Argentina es un país exuberante, un país que no reconoce límites. Y lo que pareciera ser un don, en cierto sentido es una plaga en el ámbito de la política y el Estado. Como no tiene límites, éstos le llegan desde afuera. La Corte Suprema de los Estados Unidos decidió en estos días no tomar el caso que enfrenta al Estado argentino con aquellos acreedores que no aceptarán el canje de deuda en el año 2005, llamados holdouts, y decidieran seguir la vía judicial. Ganaron en primera instancia, luego en segunda, y ahora al no aceptar el caso quedan firmes las anteriores.
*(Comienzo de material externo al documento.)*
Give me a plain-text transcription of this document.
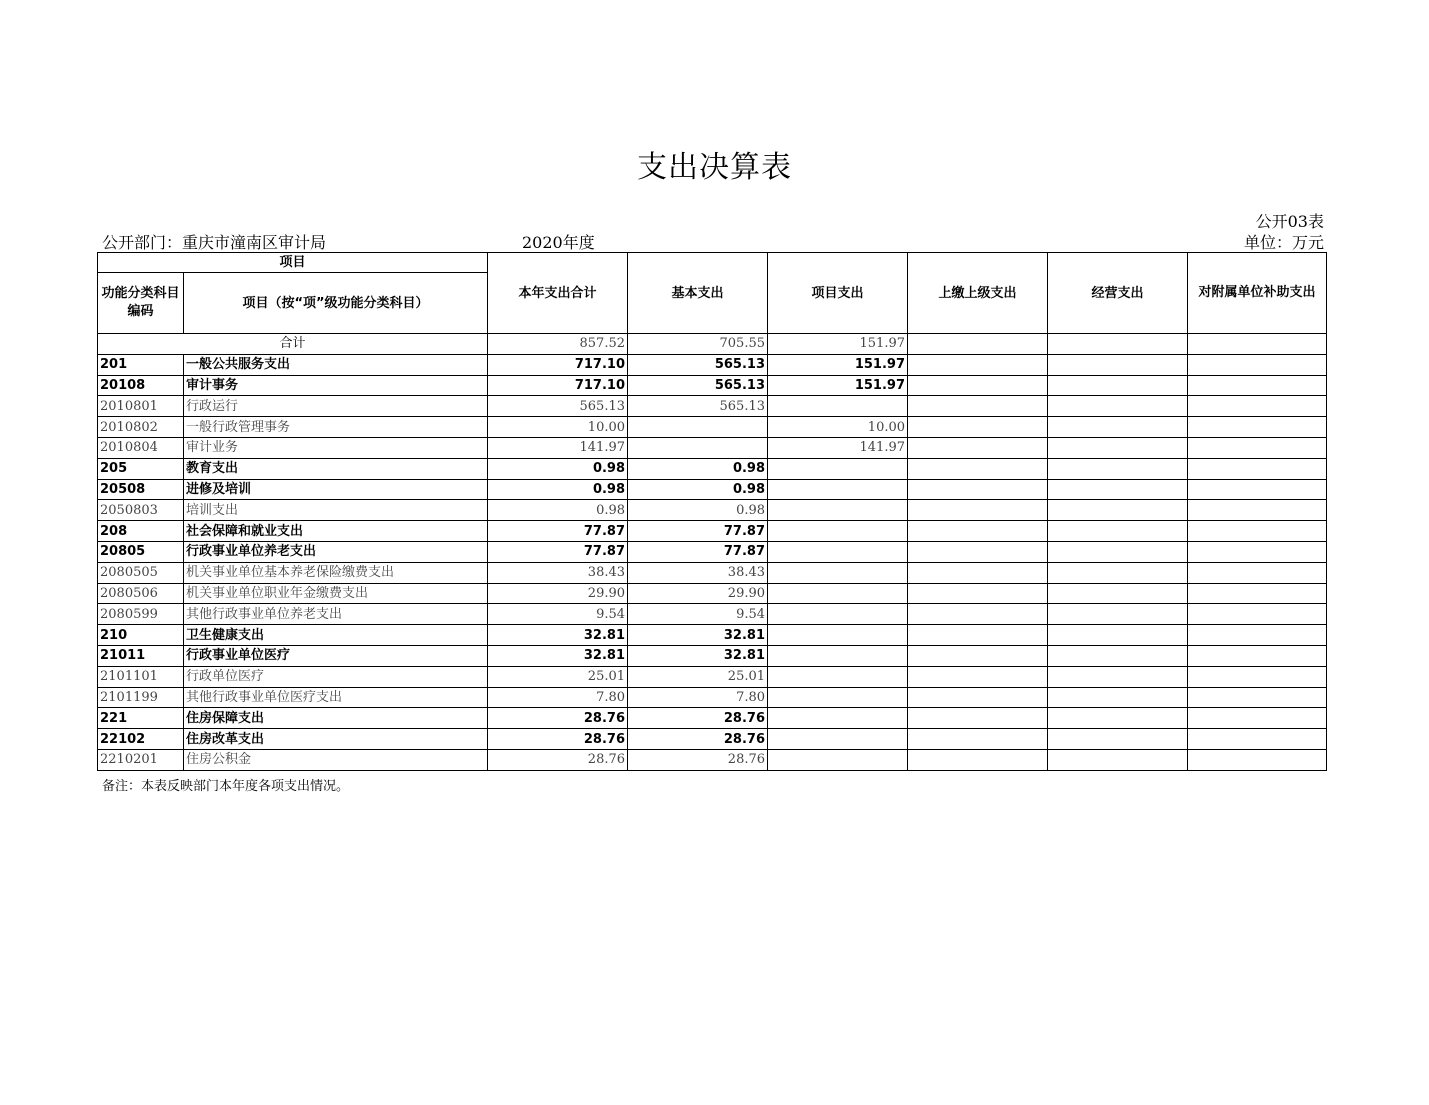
支出决算表
公开03表
公开部门：重庆市潼南区审计局	2020年度	单位：万元
项目		本年支出合计	基本支出	项目支出	上缴上级支出	经营支出	对附属单位补助支出
功能分类科目编码	项目（按“项”级功能分类科目）						
合计		857.52	705.55	151.97			
201	一般公共服务支出	717.10	565.13	151.97			
20108	审计事务	717.10	565.13	151.97			
2010801	行政运行	565.13	565.13				
2010802	一般行政管理事务	10.00		10.00			
2010804	审计业务	141.97		141.97			
205	教育支出	0.98	0.98				
20508	进修及培训	0.98	0.98				
2050803	培训支出	0.98	0.98				
208	社会保障和就业支出	77.87	77.87				
20805	行政事业单位养老支出	77.87	77.87				
2080505	机关事业单位基本养老保险缴费支出	38.43	38.43				
2080506	机关事业单位职业年金缴费支出	29.90	29.90				
2080599	其他行政事业单位养老支出	9.54	9.54				
210	卫生健康支出	32.81	32.81				
21011	行政事业单位医疗	32.81	32.81				
2101101	行政单位医疗	25.01	25.01				
2101199	其他行政事业单位医疗支出	7.80	7.80				
221	住房保障支出	28.76	28.76				
22102	住房改革支出	28.76	28.76				
2210201	住房公积金	28.76	28.76				
备注：本表反映部门本年度各项支出情况。
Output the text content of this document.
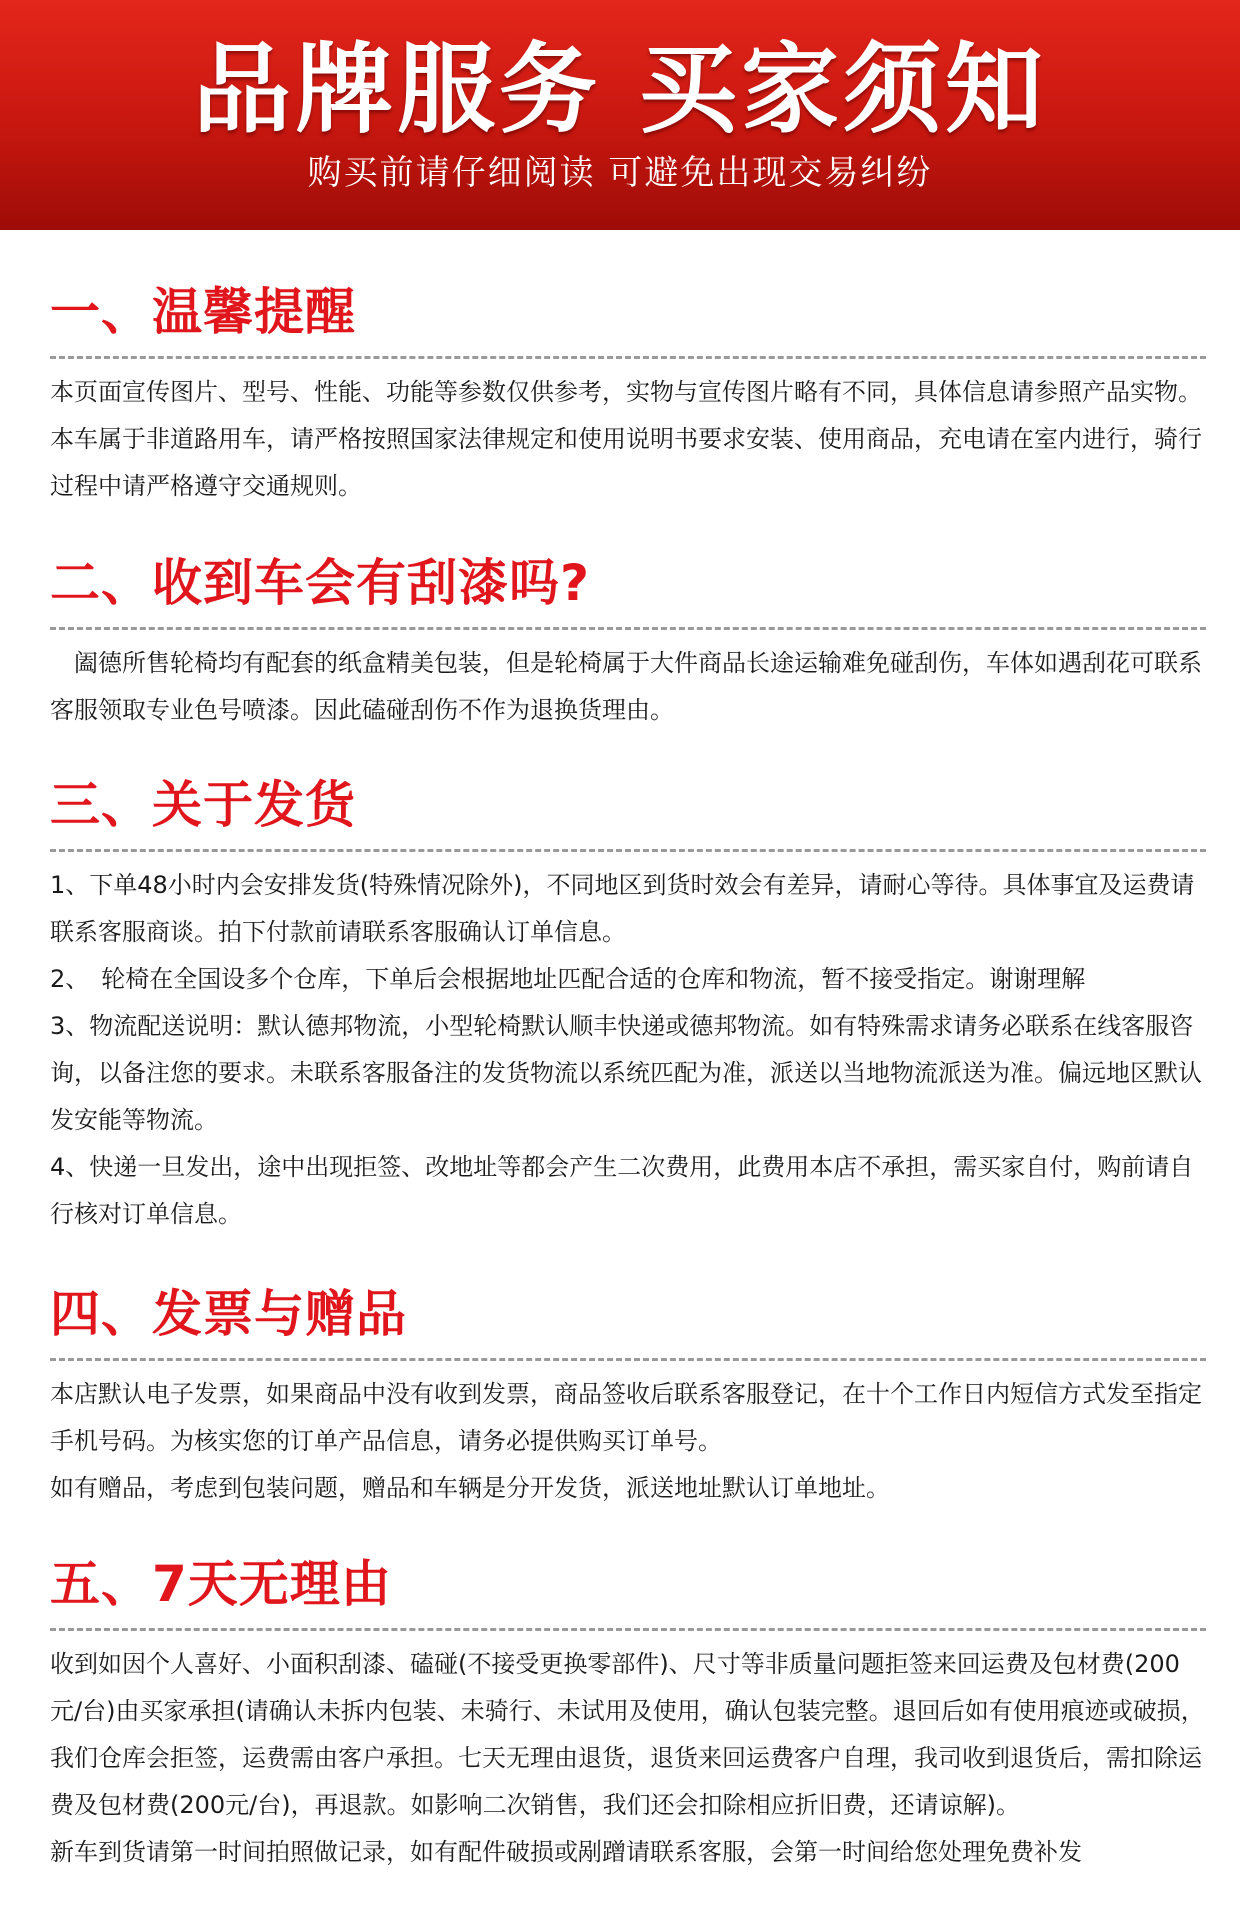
品牌服务 买家须知
购买前请仔细阅读 可避免出现交易纠纷
一、温馨提醒

本页面宣传图片、型号、性能、功能等参数仅供参考，实物与宣传图片略有不同，具体信息请参照产品实物。本车属于非道路用车，请严格按照国家法律规定和使用说明书要求安装、使用商品，充电请在室内进行，骑行过程中请严格遵守交通规则。

二、收到车会有刮漆吗?

阖德所售轮椅均有配套的纸盒精美包装，但是轮椅属于大件商品长途运输难免碰刮伤，车体如遇刮花可联系客服领取专业色号喷漆。因此磕碰刮伤不作为退换货理由。

三、关于发货

1、下单48小时内会安排发货(特殊情况除外)，不同地区到货时效会有差异，请耐心等待。具体事宜及运费请联系客服商谈。拍下付款前请联系客服确认订单信息。

2、　轮椅在全国设多个仓库，下单后会根据地址匹配合适的仓库和物流，暂不接受指定。谢谢理解

3、物流配送说明：默认德邦物流，小型轮椅默认顺丰快递或德邦物流。如有特殊需求请务必联系在线客服咨询，以备注您的要求。未联系客服备注的发货物流以系统匹配为准，派送以当地物流派送为准。偏远地区默认发安能等物流。

4、快递一旦发出，途中出现拒签、改地址等都会产生二次费用，此费用本店不承担，需买家自付，购前请自行核对订单信息。

四、发票与赠品

本店默认电子发票，如果商品中没有收到发票，商品签收后联系客服登记，在十个工作日内短信方式发至指定手机号码。为核实您的订单产品信息，请务必提供购买订单号。

如有赠品，考虑到包装问题，赠品和车辆是分开发货，派送地址默认订单地址。

五、7天无理由

收到如因个人喜好、小面积刮漆、磕碰(不接受更换零部件)、尺寸等非质量问题拒签来回运费及包材费(200元/台)由买家承担(请确认未拆内包装、未骑行、未试用及使用，确认包装完整。退回后如有使用痕迹或破损，我们仓库会拒签，运费需由客户承担。七天无理由退货，退货来回运费客户自理，我司收到退货后，需扣除运费及包材费(200元/台)，再退款。如影响二次销售，我们还会扣除相应折旧费，还请谅解)。

新车到货请第一时间拍照做记录，如有配件破损或剐蹭请联系客服，会第一时间给您处理免费补发
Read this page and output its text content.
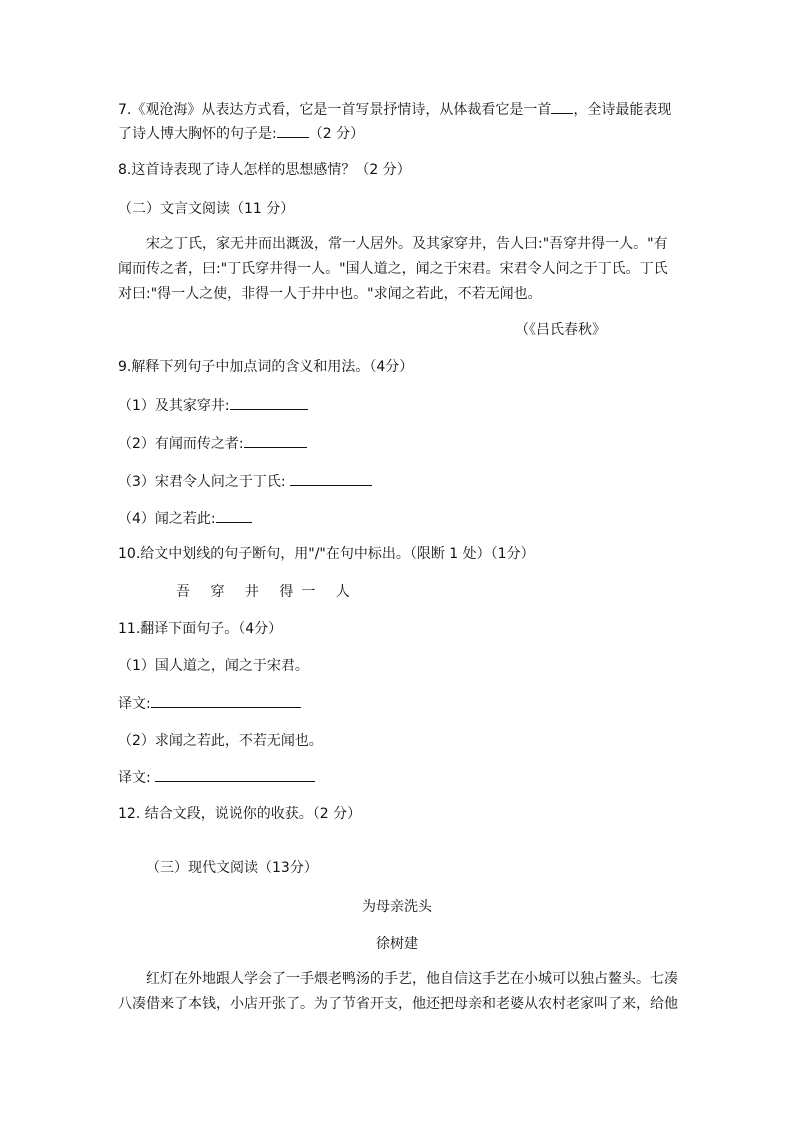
7.《观沧海》从表达方式看，它是一首写景抒情诗，从体裁看它是一首 ，全诗最能表现
了诗人博大胸怀的句子是: （2 分）
8.这首诗表现了诗人怎样的思想感情？（2 分）
（二）文言文阅读（11 分）
宋之丁氏，家无井而出溉汲，常一人居外。及其家穿井，告人曰:"吾穿井得一人。"有
闻而传之者，曰:"丁氏穿井得一人。"国人道之，闻之于宋君。宋君令人问之于丁氏。丁氏
对曰:"得一人之使，非得一人于井中也。"求闻之若此，不若无闻也。
（《吕氏春秋》
9.解释下列句子中加点词的含义和用法。（4分）
（1）及其家穿井:
（2）有闻而传之者:
（3）宋君令人问之于丁氏:
（4）闻之若此:
10.给文中划线的句子断句，用"/"在句中标出。（限断 1 处）（1分）
吾 穿 井 得一 人
11.翻译下面句子。（4分）
（1）国人道之，闻之于宋君。
译文:
（2）求闻之若此，不若无闻也。
译文:
12. 结合文段，说说你的收获。（2 分）
（三）现代文阅读（13分）
为母亲洗头
徐树建
红灯在外地跟人学会了一手煨老鸭汤的手艺，他自信这手艺在小城可以独占鳌头。七凑
八凑借来了本钱，小店开张了。为了节省开支，他还把母亲和老婆从农村老家叫了来，给他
Estas implican que los pagos que se realicen a los bonistas que sí aceptaron el canje, es decir, bonos que se cumplen, pueden ser embargados para pagar proporcionalmente a los así llamados “buitres”. Como uno de estos pagos es a fin de mes, Argentina puede caer en default nuevamente en cuestión de días.

Al margen de todos los argumentos que se presentan en estos días, quiero señalar aquí que es este un nuevo caso que muestra la ausencia de límites al abuso de poder, o al oportunismo político. Todo esto empezó, por supuesto, con aquellos que alegremente aprobaron el excesivo gasto público que hubo de ser financiado con emisión de deuda, que luego no pudo ser pagada, que fuera después demandada y hoy, exigida.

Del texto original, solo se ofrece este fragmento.